This page contains an overview of the disaster recovery strategy we have in place for the PostgreSQL database. In this context, a disaster means losing the main database cluster or parts of it (a
DROP DATABASE-type incident).
The overview here is not complete and is going to be extended soon.
We base our strategy on PostgreSQL's Point-in-Time Recovery (PITR) feature.
This means we're shipping daily snapshots and transaction logs (WAL) to an external storage (the archive). Given a snapshot, we are now able to replay the WAL until a certain point in time is reached (for example, right before the disaster happened earlier).
Currently, AWS S3 serves as a storage backend for the PITR archive.
A backup is only worth something if it can be successfully restored in a certain amount of time. In order to monitor the state of backups and measure the expected recovery time (
DB-DR-TTR), we employ a daily process to test the backups.
This process is implemented as a CI pipeline (see README.md for details). On a daily schedule, a fresh database GCE instance is created that restores from the latest backup, gets configured as an archive replica that recovers from the WAL archive (essentially performing PITR). After this is complete, the restored database is verified.
There is monitoring in place to detect problems with the restore pipeline (currently using deadmanssnitch.com). We plan to monitor the time it takes to recover and other metrics soon.

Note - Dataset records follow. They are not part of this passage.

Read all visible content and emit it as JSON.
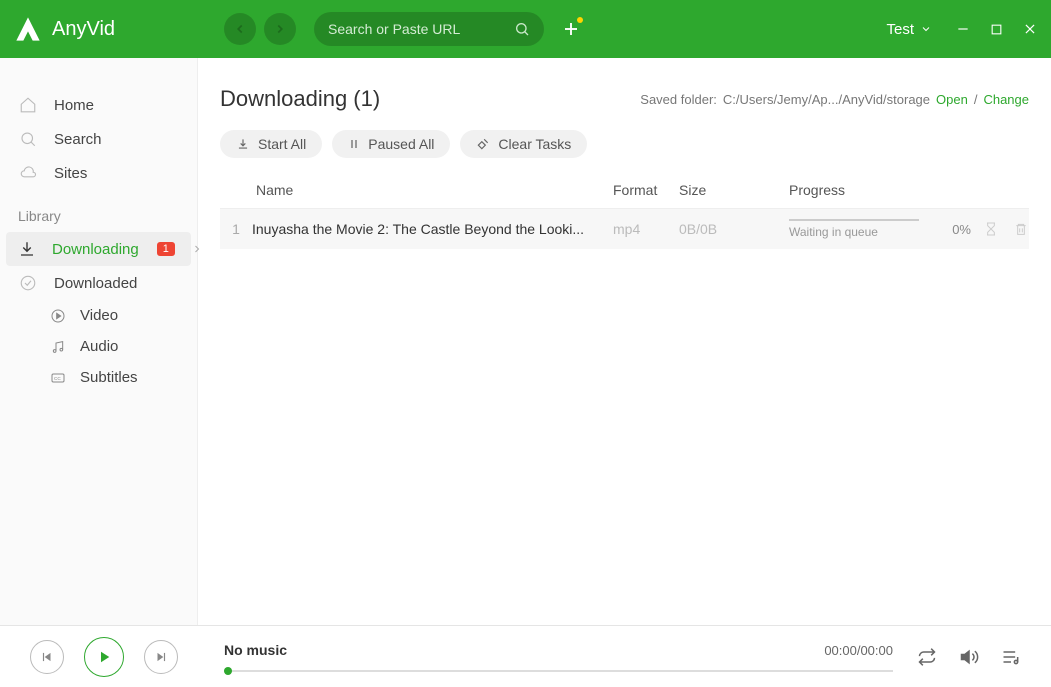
{
  "header": {
    "app_name": "AnyVid",
    "search_placeholder": "Search or Paste URL",
    "user_label": "Test"
  },
  "sidebar": {
    "nav": [
      "Home",
      "Search",
      "Sites"
    ],
    "section": "Library",
    "lib": {
      "downloading": "Downloading",
      "downloading_badge": "1",
      "downloaded": "Downloaded",
      "sub": [
        "Video",
        "Audio",
        "Subtitles"
      ]
    }
  },
  "main": {
    "title": "Downloading (1)",
    "folder_label": "Saved folder:",
    "folder_path": "C:/Users/Jemy/Ap.../AnyVid/storage",
    "open": "Open",
    "sep": "/",
    "change": "Change",
    "toolbar": {
      "start": "Start All",
      "paused": "Paused All",
      "clear": "Clear Tasks"
    },
    "columns": {
      "name": "Name",
      "format": "Format",
      "size": "Size",
      "progress": "Progress"
    },
    "rows": [
      {
        "idx": "1",
        "name": "Inuyasha the Movie 2: The Castle Beyond the Looki...",
        "format": "mp4",
        "size": "0B/0B",
        "status": "Waiting in queue",
        "pct": "0%"
      }
    ]
  },
  "player": {
    "title": "No music",
    "time": "00:00/00:00"
  }
}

The backup strategy above is a cold backup. In order to restore from a cold backup, we need to retrieve the full backup from a cold storage (via network) and perform PITR from it. This can take quite some time considering the amount of data needed to be put on the network.
The current speed of restoring a cold backup from AWS S3 is at about 380 GB per hour (net size) for retrieving the base backup. With a database size of currently 2.1 TB, just retrieving the base backup alone takes more than 5 hours already. The PITR phase is generally deemed slower.
We currently aim at a
DB-DR-TTR of 8 hours to recover from a backup. We're not there yet and as an interim measure, we introduce disaster recovery replicas.

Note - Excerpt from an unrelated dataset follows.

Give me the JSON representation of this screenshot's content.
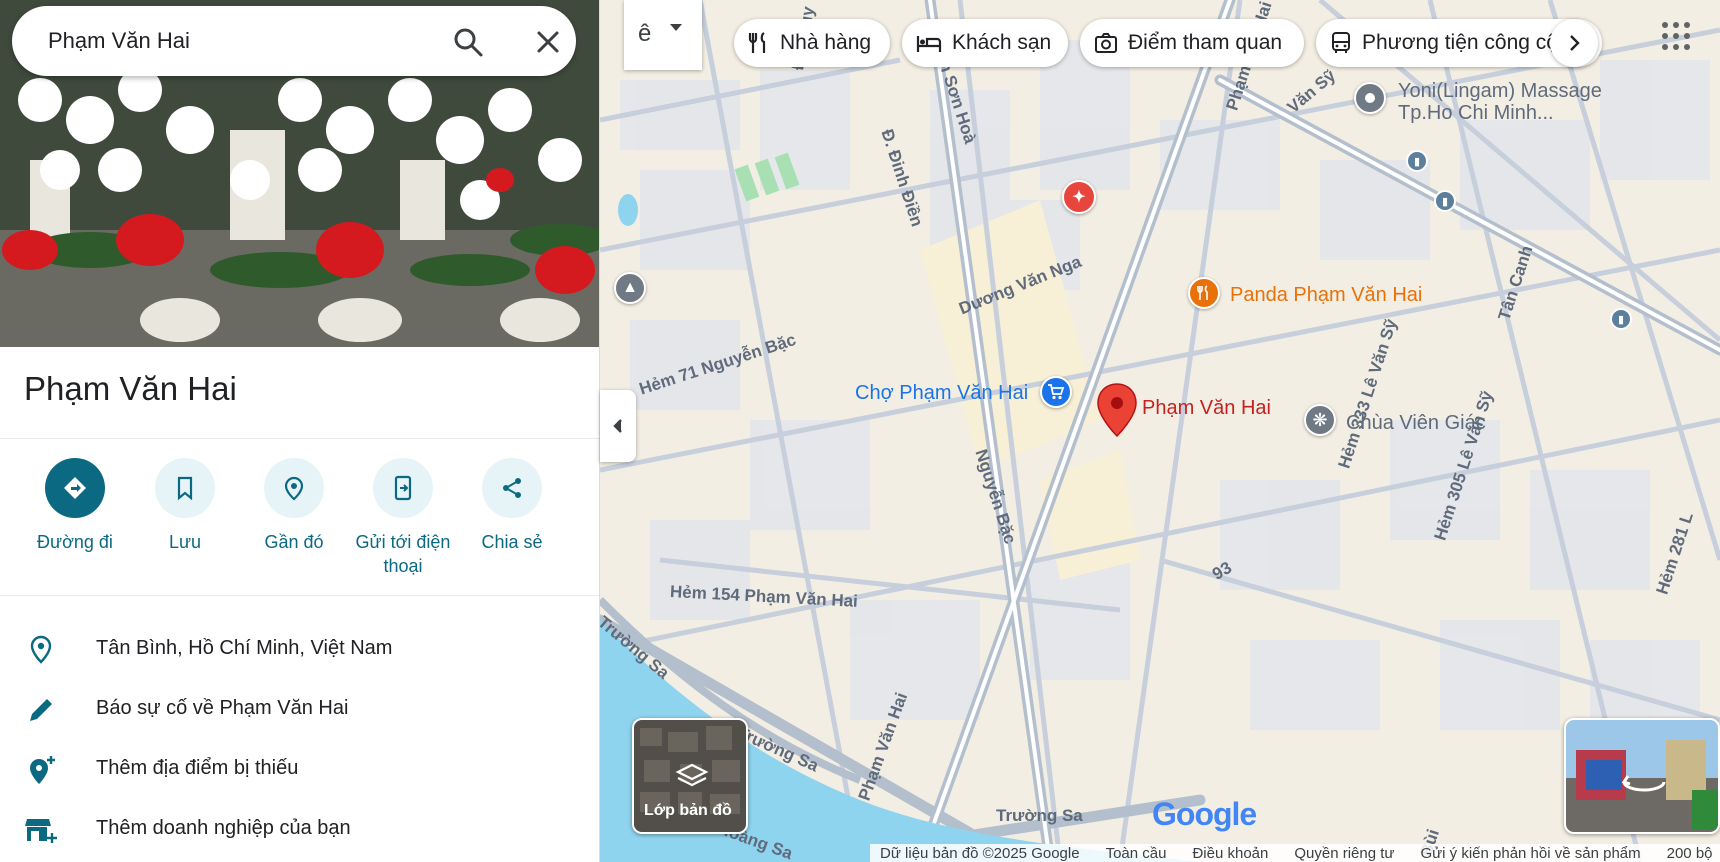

Another option is to have a replica in place that always lags a few hours behind the production cluster. We call this a delayed replica: It is a normal streaming replica but delayed by a few hours. In case disaster strikes, it can be used to quickly perform PITR from the WAL archive. This is much faster than a full restore, because we don't have to fully retrieve a full backup from S3. Additionally, with daily snapshots the latest snapshot is 24 hours (plus the time it took to capture the snapshot) old worst-case. A delayed replica is constantly kept at a certain offset with respect to the production cluster and hence does not need to replay too many hours worth of data.
Another type of replica is an archive replica. It's sole purpose is to continuously recover from the WAL archive and hence test the WAL archive. This is necessary because PITR relies on a continuous sequence of WAL that can be applied to a snapshot of the database (basebackup). If that sequence is broken for whatever reason, PITR can only recover until this point and no further. We monitor the replication lag of the archive replica. If it falls back too far, there's likely a problem with the WAL archive.
The restore testing pipeline also performs PITR from the WAL archive and thus also would be able to detect (some) problems with the archive. However, employing an archive replica that is close to the production cluster helps to detect problems with the archive much faster than with a daily test of a backup. Also, the archive replica has to consume all WAL from the archive - a backup restore is likely to only read a portion of the archive to recover to a certain point in time.
In that sense, there is overlap between functionality of archive and delayed replicas and the restore testing. Together it gives us high confidence in our cold backup and PITR recovery strategy.